LPGA Tour middle-class faces tough times

LPGA Tour middle-class faces tough times

Bader has finished in the top 50 in money only once, in 2007.
Andy Lyons/Getty Images

You may have missed the news that our 2010 LPGA season is already in progress. I hope you didn’t, but since the first two events were played in Thailand and Singapore, I understand.

The good news is that our first U.S. tournament arrives this week, the new Kia Classic at La Costa. A week later we have our first major, the Kraft Nabisco Championship.

The bad news is that ­middle-of-the-road players like me feel as if we’re behind the eight ball. Normally, I would’ve played at least two tournaments by now, but I haven’t teed it up yet in ’10. Because I finished 76th on the money list in 2009 ($125,894 before expenses), I didn’t get into those first two limited-field events in Asia. It used to be that some players might skip events in Asia to save travel expenses, but with our schedule down to 26 tournaments, most of us can’t afford to pass up playing opportunities. It should tell you something that before the season Natalie Gulbis committed to play in every LPGA event (there were only 24 at the time) this year. A lot of us would love to be in that position.

I’ve calculated that my money-list ranking will get me into 18 or 19 events this year, and if I play well when I do get a chance, maybe as many as 23. That’s pretty good.

Meanwhile, I’ve kept busy by practicing with other LPGA players—I shot 69 the other day and lost money—and teeing it up in Cactus tour events around Phoenix, which have a $660 buy-in. Some players in those events aren’t even exempt on the Futures tour, our developmental circuit, and somebody asked if I felt guilty about competing against them. Since I’m 0 for 4 on the Cactus tour, no, I don’t feel guilty—they’re taking my money.

In my 10 years on tour I’ve seen the LPGA transform into a global enterprise, with events in Japan, Korea, Thailand, Mexico, France, England and Canada. I drove my car to only five events last year—I live in Palm Beach Gardens, Fla.—but most of the time I fly. Flying costs more, but I’d rather play than sit home.

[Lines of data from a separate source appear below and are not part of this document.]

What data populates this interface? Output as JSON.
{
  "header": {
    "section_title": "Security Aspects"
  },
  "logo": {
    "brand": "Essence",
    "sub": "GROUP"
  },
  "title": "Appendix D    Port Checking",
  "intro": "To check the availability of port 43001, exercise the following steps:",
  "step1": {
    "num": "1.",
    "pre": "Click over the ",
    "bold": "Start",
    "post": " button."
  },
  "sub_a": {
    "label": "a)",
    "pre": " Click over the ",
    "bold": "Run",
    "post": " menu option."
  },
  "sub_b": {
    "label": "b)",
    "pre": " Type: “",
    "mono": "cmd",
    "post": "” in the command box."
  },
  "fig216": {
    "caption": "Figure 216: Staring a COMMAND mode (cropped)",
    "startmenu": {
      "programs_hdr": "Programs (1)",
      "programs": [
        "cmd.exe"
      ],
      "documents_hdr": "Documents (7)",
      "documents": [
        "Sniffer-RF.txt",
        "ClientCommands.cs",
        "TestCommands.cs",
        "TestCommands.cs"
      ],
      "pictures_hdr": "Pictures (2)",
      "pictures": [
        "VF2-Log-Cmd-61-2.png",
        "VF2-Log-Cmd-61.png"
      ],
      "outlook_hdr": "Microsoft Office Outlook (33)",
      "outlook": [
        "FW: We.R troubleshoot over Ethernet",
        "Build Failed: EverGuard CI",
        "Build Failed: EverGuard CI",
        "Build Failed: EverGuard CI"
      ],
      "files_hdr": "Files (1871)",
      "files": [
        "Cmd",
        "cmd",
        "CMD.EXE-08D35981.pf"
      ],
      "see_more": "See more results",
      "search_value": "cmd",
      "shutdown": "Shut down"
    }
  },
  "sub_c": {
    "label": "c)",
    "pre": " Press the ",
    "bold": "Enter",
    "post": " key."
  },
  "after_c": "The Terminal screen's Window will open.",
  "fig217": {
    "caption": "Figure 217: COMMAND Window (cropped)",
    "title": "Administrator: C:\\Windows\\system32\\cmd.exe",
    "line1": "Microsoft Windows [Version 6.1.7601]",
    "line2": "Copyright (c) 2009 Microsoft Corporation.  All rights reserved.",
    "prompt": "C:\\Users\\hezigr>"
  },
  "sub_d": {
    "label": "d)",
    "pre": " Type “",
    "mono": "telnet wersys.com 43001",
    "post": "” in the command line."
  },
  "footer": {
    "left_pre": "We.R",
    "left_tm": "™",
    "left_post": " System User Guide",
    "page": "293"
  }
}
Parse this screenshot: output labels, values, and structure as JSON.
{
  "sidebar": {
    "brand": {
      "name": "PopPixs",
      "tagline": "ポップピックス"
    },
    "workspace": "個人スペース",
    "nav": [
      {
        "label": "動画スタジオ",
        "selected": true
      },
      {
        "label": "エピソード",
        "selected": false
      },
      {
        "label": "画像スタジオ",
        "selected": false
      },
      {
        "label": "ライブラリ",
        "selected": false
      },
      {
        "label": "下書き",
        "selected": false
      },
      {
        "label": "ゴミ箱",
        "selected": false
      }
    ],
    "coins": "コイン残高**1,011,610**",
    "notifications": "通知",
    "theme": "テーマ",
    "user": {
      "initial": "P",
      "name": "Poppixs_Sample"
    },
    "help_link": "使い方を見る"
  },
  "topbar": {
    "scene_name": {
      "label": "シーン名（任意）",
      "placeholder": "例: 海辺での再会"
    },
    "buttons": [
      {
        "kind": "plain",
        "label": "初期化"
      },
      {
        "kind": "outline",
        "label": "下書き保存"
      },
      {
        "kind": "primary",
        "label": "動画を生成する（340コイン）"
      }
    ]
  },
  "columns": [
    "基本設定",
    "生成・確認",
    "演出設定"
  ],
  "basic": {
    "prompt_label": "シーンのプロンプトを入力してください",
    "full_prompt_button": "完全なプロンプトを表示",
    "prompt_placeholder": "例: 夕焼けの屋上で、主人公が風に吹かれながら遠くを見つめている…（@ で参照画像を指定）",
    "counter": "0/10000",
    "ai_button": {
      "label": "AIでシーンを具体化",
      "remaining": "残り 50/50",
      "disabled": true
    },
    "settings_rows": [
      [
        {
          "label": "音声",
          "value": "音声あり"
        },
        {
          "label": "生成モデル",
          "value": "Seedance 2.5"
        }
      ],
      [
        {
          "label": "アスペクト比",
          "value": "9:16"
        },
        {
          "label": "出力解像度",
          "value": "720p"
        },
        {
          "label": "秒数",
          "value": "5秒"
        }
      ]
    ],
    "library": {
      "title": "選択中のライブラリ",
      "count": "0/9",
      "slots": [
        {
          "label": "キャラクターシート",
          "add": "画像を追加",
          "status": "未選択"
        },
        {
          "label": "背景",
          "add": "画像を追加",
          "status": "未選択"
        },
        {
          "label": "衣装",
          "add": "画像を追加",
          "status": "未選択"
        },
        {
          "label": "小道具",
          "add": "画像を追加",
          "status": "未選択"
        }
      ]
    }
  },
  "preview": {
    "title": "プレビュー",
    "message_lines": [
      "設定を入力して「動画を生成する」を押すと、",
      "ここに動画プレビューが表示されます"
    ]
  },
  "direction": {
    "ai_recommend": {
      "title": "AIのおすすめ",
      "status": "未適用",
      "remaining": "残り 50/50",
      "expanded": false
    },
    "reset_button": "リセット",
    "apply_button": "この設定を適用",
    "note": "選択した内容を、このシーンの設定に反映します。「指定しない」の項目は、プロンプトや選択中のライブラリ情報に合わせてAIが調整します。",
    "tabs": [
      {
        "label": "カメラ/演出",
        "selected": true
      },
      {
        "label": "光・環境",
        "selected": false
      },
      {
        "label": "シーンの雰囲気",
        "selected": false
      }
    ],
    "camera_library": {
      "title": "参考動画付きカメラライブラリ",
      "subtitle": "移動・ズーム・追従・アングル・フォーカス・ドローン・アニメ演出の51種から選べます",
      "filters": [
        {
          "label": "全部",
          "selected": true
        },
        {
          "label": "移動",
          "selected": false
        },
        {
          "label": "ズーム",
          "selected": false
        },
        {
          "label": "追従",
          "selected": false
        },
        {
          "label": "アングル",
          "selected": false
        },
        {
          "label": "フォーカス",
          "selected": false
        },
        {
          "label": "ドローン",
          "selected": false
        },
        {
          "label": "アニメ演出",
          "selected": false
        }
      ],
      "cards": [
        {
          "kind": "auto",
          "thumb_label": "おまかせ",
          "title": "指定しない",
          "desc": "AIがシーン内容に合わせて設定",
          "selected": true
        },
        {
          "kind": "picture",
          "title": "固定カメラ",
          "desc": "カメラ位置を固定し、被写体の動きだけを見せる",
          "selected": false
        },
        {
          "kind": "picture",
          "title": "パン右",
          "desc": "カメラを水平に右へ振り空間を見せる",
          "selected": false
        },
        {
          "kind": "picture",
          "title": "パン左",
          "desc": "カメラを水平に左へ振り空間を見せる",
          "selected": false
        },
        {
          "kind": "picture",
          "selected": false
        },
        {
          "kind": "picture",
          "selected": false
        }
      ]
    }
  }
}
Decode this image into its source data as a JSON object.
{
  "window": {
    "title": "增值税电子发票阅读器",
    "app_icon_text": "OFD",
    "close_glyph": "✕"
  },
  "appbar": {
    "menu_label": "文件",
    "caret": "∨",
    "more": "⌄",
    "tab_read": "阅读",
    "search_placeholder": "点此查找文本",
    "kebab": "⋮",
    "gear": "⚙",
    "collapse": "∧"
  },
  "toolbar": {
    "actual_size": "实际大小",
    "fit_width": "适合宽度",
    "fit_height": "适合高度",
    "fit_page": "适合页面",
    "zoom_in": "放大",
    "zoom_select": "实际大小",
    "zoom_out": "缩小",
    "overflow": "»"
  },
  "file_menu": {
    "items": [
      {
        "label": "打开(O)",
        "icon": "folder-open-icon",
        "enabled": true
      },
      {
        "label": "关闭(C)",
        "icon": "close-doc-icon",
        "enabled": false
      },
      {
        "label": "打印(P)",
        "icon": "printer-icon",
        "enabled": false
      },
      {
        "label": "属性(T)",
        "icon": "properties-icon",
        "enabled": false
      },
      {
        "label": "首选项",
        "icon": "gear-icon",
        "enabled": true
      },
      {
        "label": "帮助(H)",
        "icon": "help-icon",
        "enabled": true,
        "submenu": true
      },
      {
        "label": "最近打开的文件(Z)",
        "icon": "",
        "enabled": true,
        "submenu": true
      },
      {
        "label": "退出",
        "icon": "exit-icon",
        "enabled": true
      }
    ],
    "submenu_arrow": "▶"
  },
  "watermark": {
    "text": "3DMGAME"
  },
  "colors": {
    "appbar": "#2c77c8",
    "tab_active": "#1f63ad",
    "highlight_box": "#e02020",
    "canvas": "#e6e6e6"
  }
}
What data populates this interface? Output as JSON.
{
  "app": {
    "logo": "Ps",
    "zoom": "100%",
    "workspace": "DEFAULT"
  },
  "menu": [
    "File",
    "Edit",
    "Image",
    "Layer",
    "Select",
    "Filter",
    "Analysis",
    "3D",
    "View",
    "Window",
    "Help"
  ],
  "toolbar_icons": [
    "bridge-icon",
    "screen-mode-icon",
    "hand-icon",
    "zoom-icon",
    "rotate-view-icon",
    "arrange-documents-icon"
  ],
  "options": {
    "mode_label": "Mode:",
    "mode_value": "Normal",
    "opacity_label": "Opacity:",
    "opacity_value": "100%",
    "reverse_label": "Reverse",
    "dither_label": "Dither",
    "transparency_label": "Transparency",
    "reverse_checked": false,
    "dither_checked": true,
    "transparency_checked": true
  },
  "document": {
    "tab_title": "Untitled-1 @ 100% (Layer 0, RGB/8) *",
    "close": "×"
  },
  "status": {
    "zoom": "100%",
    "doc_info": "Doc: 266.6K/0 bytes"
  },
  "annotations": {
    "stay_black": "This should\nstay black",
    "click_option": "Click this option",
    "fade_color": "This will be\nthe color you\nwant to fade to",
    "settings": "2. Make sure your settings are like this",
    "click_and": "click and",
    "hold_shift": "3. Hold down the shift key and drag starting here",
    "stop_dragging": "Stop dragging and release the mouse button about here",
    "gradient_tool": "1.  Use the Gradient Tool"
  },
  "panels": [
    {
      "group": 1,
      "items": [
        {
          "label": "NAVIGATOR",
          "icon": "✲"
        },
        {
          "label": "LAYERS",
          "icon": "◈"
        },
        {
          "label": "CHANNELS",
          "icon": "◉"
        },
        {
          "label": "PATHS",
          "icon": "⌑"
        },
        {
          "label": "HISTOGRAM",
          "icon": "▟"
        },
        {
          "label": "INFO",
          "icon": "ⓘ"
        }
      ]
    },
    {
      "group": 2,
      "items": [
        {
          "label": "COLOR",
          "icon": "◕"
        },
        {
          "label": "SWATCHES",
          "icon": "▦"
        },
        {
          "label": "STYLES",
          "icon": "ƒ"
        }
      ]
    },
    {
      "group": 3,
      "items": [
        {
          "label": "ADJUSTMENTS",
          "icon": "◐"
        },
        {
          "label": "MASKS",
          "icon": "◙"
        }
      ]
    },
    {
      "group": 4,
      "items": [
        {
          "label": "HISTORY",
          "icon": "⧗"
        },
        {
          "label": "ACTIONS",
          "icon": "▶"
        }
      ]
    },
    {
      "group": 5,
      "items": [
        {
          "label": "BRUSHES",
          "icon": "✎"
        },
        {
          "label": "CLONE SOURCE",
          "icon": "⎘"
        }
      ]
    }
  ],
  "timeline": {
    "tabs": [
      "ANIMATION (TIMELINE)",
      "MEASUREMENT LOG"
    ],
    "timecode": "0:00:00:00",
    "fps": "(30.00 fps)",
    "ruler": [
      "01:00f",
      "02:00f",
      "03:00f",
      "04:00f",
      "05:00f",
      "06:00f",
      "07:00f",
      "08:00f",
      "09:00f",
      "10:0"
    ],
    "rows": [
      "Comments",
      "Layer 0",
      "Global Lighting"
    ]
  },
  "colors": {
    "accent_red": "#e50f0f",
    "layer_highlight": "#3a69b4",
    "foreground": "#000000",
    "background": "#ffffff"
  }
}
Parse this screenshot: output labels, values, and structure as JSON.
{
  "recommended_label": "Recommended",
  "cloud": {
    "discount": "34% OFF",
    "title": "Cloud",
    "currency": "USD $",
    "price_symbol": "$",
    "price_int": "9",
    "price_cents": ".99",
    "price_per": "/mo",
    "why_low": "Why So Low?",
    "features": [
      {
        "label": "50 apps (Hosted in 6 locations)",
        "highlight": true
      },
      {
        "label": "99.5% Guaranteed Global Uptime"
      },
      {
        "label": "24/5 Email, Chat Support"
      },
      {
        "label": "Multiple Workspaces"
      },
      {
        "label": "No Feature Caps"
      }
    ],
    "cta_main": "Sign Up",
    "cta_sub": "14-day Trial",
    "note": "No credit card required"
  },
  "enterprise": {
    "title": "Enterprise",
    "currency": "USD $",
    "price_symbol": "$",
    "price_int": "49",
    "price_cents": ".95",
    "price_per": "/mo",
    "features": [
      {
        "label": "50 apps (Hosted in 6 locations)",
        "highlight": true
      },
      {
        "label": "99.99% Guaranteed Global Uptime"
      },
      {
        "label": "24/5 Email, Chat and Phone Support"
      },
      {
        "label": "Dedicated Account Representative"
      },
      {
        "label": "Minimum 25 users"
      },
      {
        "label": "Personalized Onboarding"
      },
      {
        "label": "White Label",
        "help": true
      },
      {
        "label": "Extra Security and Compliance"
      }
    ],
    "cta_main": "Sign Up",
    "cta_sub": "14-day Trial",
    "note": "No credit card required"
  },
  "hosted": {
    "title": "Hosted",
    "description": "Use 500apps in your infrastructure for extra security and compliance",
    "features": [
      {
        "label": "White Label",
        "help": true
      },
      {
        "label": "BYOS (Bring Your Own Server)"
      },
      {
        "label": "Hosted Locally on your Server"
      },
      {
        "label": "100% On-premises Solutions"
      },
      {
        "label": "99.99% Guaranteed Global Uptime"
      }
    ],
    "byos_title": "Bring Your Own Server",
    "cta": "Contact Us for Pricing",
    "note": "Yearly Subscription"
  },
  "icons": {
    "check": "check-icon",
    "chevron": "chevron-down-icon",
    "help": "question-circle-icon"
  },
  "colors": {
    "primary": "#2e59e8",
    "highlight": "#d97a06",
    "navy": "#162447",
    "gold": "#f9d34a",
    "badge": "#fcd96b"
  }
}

That’s not to say it’s all bad. The tour is headed in the right direction under new commissioner Michael Whan. I own a house and a car. I’m playing golf for a living and seeing the world. That’s very cool. For the first time I have two sponsors on my clothes and one on my bag, which helps financially. I’d like a few more chances to earn paychecks, but the truth is this: If you play well, you still get rewarded. That’s my plan for 2010.